Глава третья Становление института советской литературной критики в эпоху культурной революции: 1928–1932
Глава третья
Становление института советской литературной критики
в эпоху культурной революции: 1928–1932
1. Литературная политика и культурная динамика эпохи первой пятилетки
В обширной литературе о периоде с 1917 по 1932 год давно укоренился взгляд на него как на некую единую «эпоху двадцатых», ассоциируемую с революционной культурой. Ей противопоставлена культура сталинская, начало которой связывается с 1932 годом, когда Постановлением ЦК ВКП(б) были упразднены все литературные организации и создан унифицированный Союз писателей — институциональная основа соцреализма. Даты 1917-й и 1932-й являются рубежными в советской истории. Но так же верно и то, что 1920 год (когда в разгаре были военный коммунизм и Гражданская война), 1925 год (на который приходится кульминация борьбы за власть в партийных верхах и расцвет нэпа), 1929 год (когда установилась диктатура Сталина и нэп был практически свернут) совершенно друг на друга не похожи. Советская Россия 1920, 1925 и 1929 годов — во многом разные страны. Различны не только политическая атмосфера, экономический уклад, но и культуры: если в 1920 году на переднем плане были Пролеткульт и футуристы, то в 1925-м тон задавали «попутчики», а в 1929-м — РАПП.

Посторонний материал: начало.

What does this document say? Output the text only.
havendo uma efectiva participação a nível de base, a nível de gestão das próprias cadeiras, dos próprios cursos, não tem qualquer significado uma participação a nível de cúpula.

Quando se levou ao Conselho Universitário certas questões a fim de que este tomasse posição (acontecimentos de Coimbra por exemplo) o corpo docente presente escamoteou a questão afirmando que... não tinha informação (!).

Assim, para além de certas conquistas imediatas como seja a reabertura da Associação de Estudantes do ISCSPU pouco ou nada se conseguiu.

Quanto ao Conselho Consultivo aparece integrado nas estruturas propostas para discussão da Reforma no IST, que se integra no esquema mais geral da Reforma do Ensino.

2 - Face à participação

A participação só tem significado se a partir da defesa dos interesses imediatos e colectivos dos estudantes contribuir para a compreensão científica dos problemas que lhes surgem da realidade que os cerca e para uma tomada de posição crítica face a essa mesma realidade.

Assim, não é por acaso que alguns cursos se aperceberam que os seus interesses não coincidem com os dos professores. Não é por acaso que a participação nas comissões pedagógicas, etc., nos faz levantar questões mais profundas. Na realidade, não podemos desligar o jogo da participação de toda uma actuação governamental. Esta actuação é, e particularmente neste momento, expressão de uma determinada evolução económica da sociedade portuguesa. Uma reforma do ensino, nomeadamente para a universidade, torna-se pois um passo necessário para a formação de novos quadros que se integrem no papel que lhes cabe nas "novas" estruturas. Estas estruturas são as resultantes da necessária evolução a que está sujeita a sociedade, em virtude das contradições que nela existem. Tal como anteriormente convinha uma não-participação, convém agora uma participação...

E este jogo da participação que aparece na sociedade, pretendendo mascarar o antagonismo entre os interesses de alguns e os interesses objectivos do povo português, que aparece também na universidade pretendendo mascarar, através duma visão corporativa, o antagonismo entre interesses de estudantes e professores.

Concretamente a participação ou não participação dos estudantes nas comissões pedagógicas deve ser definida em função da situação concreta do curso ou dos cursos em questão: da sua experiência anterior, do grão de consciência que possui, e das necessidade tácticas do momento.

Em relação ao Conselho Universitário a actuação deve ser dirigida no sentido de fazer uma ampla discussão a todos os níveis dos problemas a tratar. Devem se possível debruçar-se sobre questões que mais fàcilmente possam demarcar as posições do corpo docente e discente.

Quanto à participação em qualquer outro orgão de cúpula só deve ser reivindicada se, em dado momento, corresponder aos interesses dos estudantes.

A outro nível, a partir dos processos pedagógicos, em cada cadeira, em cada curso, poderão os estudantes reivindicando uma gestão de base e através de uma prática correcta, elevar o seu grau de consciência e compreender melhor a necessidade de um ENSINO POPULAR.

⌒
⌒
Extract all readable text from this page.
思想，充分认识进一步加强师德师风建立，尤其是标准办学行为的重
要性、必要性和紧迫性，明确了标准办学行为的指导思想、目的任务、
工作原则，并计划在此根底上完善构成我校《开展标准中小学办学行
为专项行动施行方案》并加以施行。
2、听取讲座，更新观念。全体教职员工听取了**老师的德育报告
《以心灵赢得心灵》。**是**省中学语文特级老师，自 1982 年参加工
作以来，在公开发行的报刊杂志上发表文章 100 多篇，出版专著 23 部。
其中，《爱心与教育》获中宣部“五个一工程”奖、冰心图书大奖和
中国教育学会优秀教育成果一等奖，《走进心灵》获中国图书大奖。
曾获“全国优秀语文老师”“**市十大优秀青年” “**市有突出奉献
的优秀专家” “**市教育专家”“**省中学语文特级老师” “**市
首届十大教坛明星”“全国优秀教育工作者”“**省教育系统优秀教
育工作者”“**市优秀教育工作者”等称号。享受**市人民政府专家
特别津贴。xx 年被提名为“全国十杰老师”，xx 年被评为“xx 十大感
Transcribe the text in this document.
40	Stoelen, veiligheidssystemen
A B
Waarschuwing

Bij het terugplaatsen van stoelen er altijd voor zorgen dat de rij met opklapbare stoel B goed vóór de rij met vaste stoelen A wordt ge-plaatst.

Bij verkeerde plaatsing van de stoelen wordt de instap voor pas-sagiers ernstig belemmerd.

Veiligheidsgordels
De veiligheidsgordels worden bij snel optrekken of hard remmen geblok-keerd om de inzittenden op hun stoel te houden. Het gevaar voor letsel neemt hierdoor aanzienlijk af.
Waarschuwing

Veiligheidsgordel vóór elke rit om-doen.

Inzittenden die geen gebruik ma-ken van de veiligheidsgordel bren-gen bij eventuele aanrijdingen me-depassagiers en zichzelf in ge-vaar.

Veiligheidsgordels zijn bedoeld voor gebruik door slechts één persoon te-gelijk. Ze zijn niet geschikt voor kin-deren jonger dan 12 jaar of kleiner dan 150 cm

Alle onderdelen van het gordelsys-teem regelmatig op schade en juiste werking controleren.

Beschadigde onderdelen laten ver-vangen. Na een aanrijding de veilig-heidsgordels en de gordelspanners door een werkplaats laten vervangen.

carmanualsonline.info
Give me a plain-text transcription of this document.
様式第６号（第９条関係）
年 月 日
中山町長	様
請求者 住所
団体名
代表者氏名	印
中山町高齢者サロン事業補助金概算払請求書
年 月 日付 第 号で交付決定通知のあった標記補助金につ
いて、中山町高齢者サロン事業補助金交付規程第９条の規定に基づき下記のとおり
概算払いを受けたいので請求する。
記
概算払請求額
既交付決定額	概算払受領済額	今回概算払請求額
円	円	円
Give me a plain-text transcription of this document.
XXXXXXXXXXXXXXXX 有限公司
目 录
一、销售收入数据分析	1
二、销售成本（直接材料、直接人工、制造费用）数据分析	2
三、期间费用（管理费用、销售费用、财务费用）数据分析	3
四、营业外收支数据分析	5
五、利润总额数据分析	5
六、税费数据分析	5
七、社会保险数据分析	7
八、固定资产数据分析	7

Как замечает историк советского театра Виолетта Гудкова,
многолетнее изучение художественных и документальных свидетельств 1920–1930-х годов, подкрепленное историческим опытом двух последних десятилетий XX века, позволяет утверждать, что говорить о российских «двадцатых годах» столь же неточно, как пытаться объединить единой формулой тенденции 1980-х и 1990-х. Общественная ситуация, перечень желаемого, дозволенного и невозможного, появление новых ярких имен и быстрое забвение старых — все это менялось в 1920-е буквально по месяцам[458].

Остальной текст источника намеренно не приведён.